Here, Dr. Shapiro maps out what eight acne hot zones could be trying to tell you about your health. Keep in mind, having a pimple or two in one of these areas doesn’t automatically mean you have a serious health issue.
But if you have chronic acne that you can’t squash no matter how hard you try, it might be worth asking your doctor to look into a potential internal link.
Forehead: Poor digestion due to toxins and lack of water. “The solution is to drink water to flush out these toxins,” Shapiro explained. Drink water throughout the day and avoid fizzy and caffeinated drinks as much as possible. Cozying up to a big mug of green tea may be helpful, too, since it’s packed with antioxidants that neutralize toxins.

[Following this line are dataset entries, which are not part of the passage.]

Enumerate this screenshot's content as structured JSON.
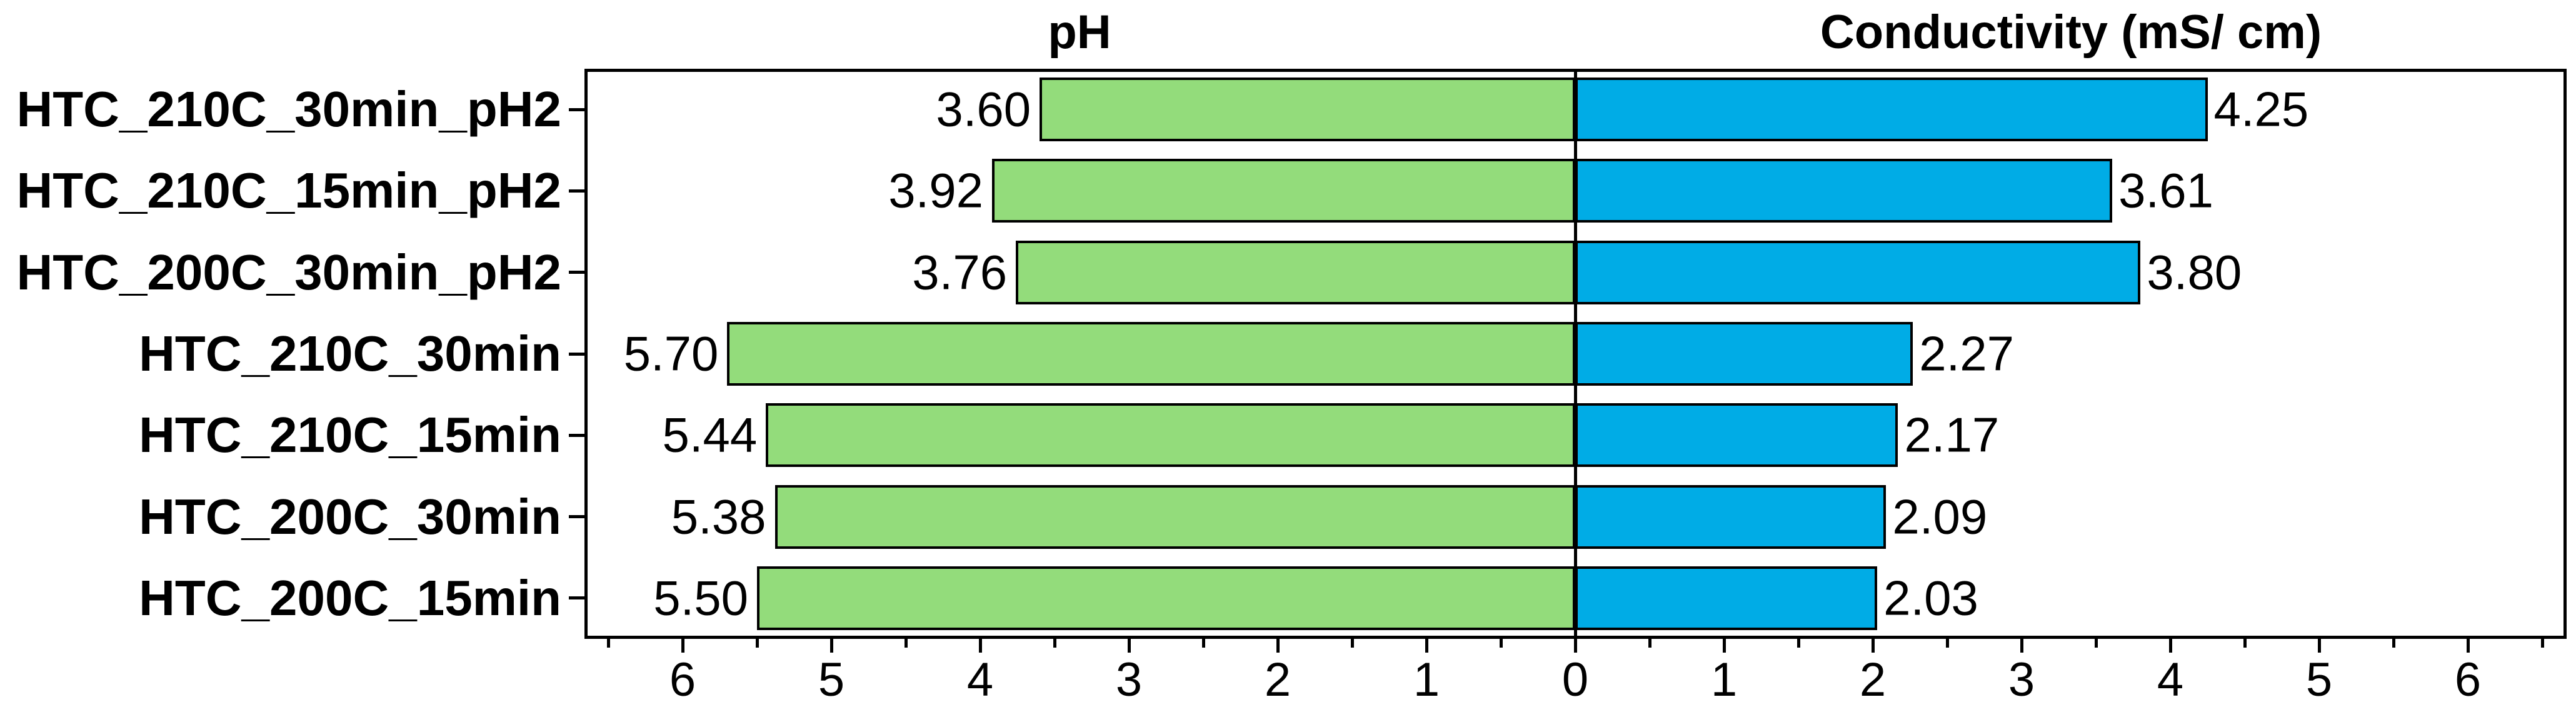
{
  "chart_data": {
    "type": "bar",
    "variant": "diverging-horizontal",
    "titles": {
      "left": "pH",
      "right": "Conductivity (mS/ cm)"
    },
    "categories": [
      "HTC_210C_30min_pH2",
      "HTC_210C_15min_pH2",
      "HTC_200C_30min_pH2",
      "HTC_210C_30min",
      "HTC_210C_15min",
      "HTC_200C_30min",
      "HTC_200C_15min"
    ],
    "series": [
      {
        "name": "pH",
        "side": "left",
        "color": "#93DC7B",
        "values": [
          3.6,
          3.92,
          3.76,
          5.7,
          5.44,
          5.38,
          5.5
        ],
        "labels": [
          "3.60",
          "3.92",
          "3.76",
          "5.70",
          "5.44",
          "5.38",
          "5.50"
        ]
      },
      {
        "name": "Conductivity (mS/ cm)",
        "side": "right",
        "color": "#00ACE6",
        "values": [
          4.25,
          3.61,
          3.8,
          2.27,
          2.17,
          2.09,
          2.03
        ],
        "labels": [
          "4.25",
          "3.61",
          "3.80",
          "2.27",
          "2.17",
          "2.09",
          "2.03"
        ]
      }
    ],
    "axis": {
      "xlim": [
        -6.66,
        6.66
      ],
      "minor_step": 0.5,
      "major_ticks": [
        {
          "x": -6,
          "label": "6"
        },
        {
          "x": -5,
          "label": "5"
        },
        {
          "x": -4,
          "label": "4"
        },
        {
          "x": -3,
          "label": "3"
        },
        {
          "x": -2,
          "label": "2"
        },
        {
          "x": -1,
          "label": "1"
        },
        {
          "x": 0,
          "label": "0"
        },
        {
          "x": 1,
          "label": "1"
        },
        {
          "x": 2,
          "label": "2"
        },
        {
          "x": 3,
          "label": "3"
        },
        {
          "x": 4,
          "label": "4"
        },
        {
          "x": 5,
          "label": "5"
        },
        {
          "x": 6,
          "label": "6"
        }
      ],
      "grid": false,
      "legend": "none"
    },
    "colors": {
      "bar_border": "#000000",
      "axis": "#000000",
      "background": "#ffffff"
    }
  }
}
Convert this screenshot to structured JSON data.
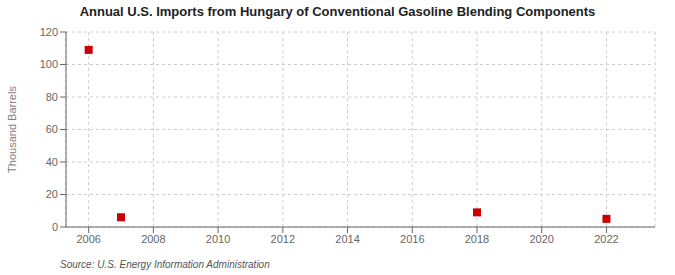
{
  "chart_data": {
    "type": "scatter",
    "title": "Annual U.S. Imports from Hungary of Conventional Gasoline Blending Components",
    "ylabel": "Thousand Barrels",
    "annotation": "Source: U.S. Energy Information Administration",
    "x": [
      2006,
      2007,
      2018,
      2022
    ],
    "values": [
      109,
      6,
      9,
      5
    ],
    "color": "#cc0000",
    "marker": "square",
    "xlim": [
      2005.3,
      2023.5
    ],
    "xticks": [
      2006,
      2008,
      2010,
      2012,
      2014,
      2016,
      2018,
      2020,
      2022
    ],
    "ylim": [
      0,
      120
    ],
    "yticks": [
      0,
      20,
      40,
      60,
      80,
      100,
      120
    ],
    "grid": true
  }
}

T-zone: Your nose is linked to the liver (alcoholics and those with liver damage from causes like cancer sometimes develop a red nose), so acne here could potentially signify liver dysfunction.
Around the eyes: “The skin in this area is connected to the health of the kidneys,” Shapiro says. Conditions like dark under-eye circles may signify that the kidneys are malfunctioning or that you’re dehydrated.
Upper cheeks: The tops of the cheeks are linked to the lungs. Inhaling air pollution can contribute to this. Externally though, bacteria on the surface of your cell phone or sleeping on a dirty pillowcase can be big culprits.
Lower cheeks: Poor dental hygiene. “Problems in the mouth, especially those involving the gums, will be visible here,” Shapiro says. Regularly brushing, flossing and avoiding sugary foods and drinks will improve oral hygiene and blemishes associated with it.
Nose: Your nose is also linked to your heart. “Swelling or bulbous changes of the nose signify high blood pressure,” notes Shapiro. To remedy this, diet modification is key. Avoid energy drinks, reduce salt intake and eat more fruits and veggies to promote heart health and low blood pressure.
Ears: The ears are also associated with the kidneys—breaking out here may signal dehydration. Make sure to drink more water throughout the day, and avoid consuming excess salt.
Chin: Linked to the small intestine. Again, diet changes can make a huge difference. “One should stay away from dairy products and oily meals,” Shapiro said. Adopt healthier eating habits, specifically ones that include more fruits and vegetables, to keep digestion running smoothly and nixing related skin problems.